In February 2009, the patient continued to report loss of libido and great tiredness. A second physical examination was performed. His levels of alanine transferase and creatine kinase were all within the normal range, but the endocrinologic investigations were still abnormal with the exception of sex hormone-binding globulin level. *The patients testosterone measured 0.3 ng/mL - normal range is between 2.0 ng/mL and 12 ng/ML. Because the situation had persisted for months after ASS withdrawal, we administered a single dose (100 ***956;g) of triptorelin, which showed a normal response (Fig. 1). Ten days after the triptorelin test, the patient reported a great amelioration of energy, and his serum testosterone was 7.0 ng/mL. One month later, his serum testosterone was within the normal range, and he reported a return to normal libido and energy.
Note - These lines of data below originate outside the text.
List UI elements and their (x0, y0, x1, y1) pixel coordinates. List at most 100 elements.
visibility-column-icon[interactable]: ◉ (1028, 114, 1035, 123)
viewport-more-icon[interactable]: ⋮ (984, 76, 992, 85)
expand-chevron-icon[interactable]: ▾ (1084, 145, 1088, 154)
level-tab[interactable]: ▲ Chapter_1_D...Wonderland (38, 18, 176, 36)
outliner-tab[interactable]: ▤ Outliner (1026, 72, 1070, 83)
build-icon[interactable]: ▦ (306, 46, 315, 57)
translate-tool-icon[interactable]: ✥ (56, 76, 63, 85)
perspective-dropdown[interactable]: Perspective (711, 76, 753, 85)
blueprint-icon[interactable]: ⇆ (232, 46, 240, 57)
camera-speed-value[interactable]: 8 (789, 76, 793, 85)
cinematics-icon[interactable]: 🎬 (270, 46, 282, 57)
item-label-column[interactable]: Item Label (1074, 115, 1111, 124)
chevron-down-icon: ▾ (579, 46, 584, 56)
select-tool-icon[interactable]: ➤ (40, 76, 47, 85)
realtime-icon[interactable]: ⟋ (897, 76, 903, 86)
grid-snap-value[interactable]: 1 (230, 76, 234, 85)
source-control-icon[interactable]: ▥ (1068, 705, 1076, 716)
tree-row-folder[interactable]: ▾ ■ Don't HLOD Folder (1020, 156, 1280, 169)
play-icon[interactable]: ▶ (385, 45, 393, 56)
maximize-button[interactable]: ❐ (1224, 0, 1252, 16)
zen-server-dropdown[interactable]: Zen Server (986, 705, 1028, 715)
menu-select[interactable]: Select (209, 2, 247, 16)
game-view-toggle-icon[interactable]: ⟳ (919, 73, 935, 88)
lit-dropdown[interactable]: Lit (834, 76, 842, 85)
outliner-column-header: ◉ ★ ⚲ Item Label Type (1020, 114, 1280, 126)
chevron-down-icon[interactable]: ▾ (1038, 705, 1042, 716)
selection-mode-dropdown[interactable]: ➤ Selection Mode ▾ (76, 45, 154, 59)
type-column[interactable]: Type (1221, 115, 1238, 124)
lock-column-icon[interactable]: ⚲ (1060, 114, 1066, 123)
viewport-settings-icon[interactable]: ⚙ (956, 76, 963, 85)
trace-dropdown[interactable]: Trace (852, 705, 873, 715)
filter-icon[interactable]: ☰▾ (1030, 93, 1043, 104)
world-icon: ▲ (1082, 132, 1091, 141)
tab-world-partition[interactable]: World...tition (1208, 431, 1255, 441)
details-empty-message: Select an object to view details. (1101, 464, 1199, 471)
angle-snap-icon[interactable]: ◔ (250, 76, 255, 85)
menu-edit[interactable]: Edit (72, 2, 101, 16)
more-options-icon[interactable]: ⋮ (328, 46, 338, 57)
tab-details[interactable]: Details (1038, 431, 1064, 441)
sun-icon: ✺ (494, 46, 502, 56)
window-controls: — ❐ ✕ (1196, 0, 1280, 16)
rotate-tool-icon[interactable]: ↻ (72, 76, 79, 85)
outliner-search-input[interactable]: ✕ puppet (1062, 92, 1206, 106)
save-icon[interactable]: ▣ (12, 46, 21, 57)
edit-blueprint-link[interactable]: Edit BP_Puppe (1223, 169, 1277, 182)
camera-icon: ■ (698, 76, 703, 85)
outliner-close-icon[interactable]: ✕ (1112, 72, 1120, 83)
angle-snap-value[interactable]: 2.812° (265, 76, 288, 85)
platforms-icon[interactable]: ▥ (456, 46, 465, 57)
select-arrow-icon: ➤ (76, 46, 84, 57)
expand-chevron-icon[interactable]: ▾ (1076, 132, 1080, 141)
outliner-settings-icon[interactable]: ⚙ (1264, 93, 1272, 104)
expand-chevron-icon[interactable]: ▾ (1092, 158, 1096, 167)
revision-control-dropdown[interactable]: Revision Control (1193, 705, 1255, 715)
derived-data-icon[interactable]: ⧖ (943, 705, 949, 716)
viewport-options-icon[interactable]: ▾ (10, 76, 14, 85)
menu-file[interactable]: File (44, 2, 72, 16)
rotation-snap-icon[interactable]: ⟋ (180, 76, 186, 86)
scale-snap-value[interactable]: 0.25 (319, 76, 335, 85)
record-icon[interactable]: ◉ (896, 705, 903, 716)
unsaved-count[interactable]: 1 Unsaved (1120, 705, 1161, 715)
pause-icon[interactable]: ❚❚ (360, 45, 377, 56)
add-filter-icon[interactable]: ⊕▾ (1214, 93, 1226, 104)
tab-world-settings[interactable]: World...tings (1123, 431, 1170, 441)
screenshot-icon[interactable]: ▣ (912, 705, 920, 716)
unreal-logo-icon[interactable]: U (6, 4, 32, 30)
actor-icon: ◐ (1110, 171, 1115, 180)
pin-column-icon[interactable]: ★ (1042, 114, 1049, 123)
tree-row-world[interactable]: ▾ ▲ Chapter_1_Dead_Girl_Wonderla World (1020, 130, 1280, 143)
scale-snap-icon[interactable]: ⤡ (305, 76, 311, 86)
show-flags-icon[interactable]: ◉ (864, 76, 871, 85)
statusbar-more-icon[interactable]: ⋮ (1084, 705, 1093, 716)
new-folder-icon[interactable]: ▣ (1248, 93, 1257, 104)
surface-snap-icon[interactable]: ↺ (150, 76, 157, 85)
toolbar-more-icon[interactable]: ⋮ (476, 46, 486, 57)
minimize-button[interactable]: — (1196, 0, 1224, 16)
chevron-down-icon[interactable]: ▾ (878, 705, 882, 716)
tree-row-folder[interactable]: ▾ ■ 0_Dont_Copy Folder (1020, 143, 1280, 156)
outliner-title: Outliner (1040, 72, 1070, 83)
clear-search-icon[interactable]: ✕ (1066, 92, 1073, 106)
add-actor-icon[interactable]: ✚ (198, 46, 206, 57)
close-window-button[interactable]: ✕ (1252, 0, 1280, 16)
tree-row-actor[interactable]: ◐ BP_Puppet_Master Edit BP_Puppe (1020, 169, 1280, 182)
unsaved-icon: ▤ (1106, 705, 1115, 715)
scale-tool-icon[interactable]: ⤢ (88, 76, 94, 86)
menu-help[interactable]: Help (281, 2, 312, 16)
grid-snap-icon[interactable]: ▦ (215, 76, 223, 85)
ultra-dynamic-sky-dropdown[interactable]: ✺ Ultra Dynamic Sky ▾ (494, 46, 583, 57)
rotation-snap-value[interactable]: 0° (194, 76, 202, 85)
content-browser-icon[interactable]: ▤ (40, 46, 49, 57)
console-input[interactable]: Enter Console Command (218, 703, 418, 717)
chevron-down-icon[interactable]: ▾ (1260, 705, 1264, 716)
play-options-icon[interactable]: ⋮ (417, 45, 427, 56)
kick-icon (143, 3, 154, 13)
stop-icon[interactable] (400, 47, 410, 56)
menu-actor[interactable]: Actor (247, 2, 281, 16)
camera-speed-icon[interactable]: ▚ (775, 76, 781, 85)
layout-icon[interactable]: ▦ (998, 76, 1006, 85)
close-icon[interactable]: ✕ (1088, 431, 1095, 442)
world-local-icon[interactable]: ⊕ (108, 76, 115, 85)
Good read... Nice post..there is more info at Osta-gain.com
 
Ive opted against tore for now.. After speaking to a few people this is my testosterone recovery cycle

Days 1-10 HCG 1000 IU's/day (blood work after HCG)
Days 1-17 Aromasin 12.5mg E3D
Days 17-45 Clomid 100/50/50/50
Days 17-52 Nolva 20/20/20/20/20 (blood work after nolva)

Then blood work 30 days after nolva.

Ill be taking DAA, vitamin E throughout.
 
I would consider adding in Toco-8, It is an 8 isomer Vitamin E supplement. Vitamin E has been shown in studies to have a direct influence on steroidogenesis. Our full TRS + Clomid would be your best shot, but assuming your Clomid is pharmaceutical, I would bet heavily on Toco-8 + Clomid for 4 weeks.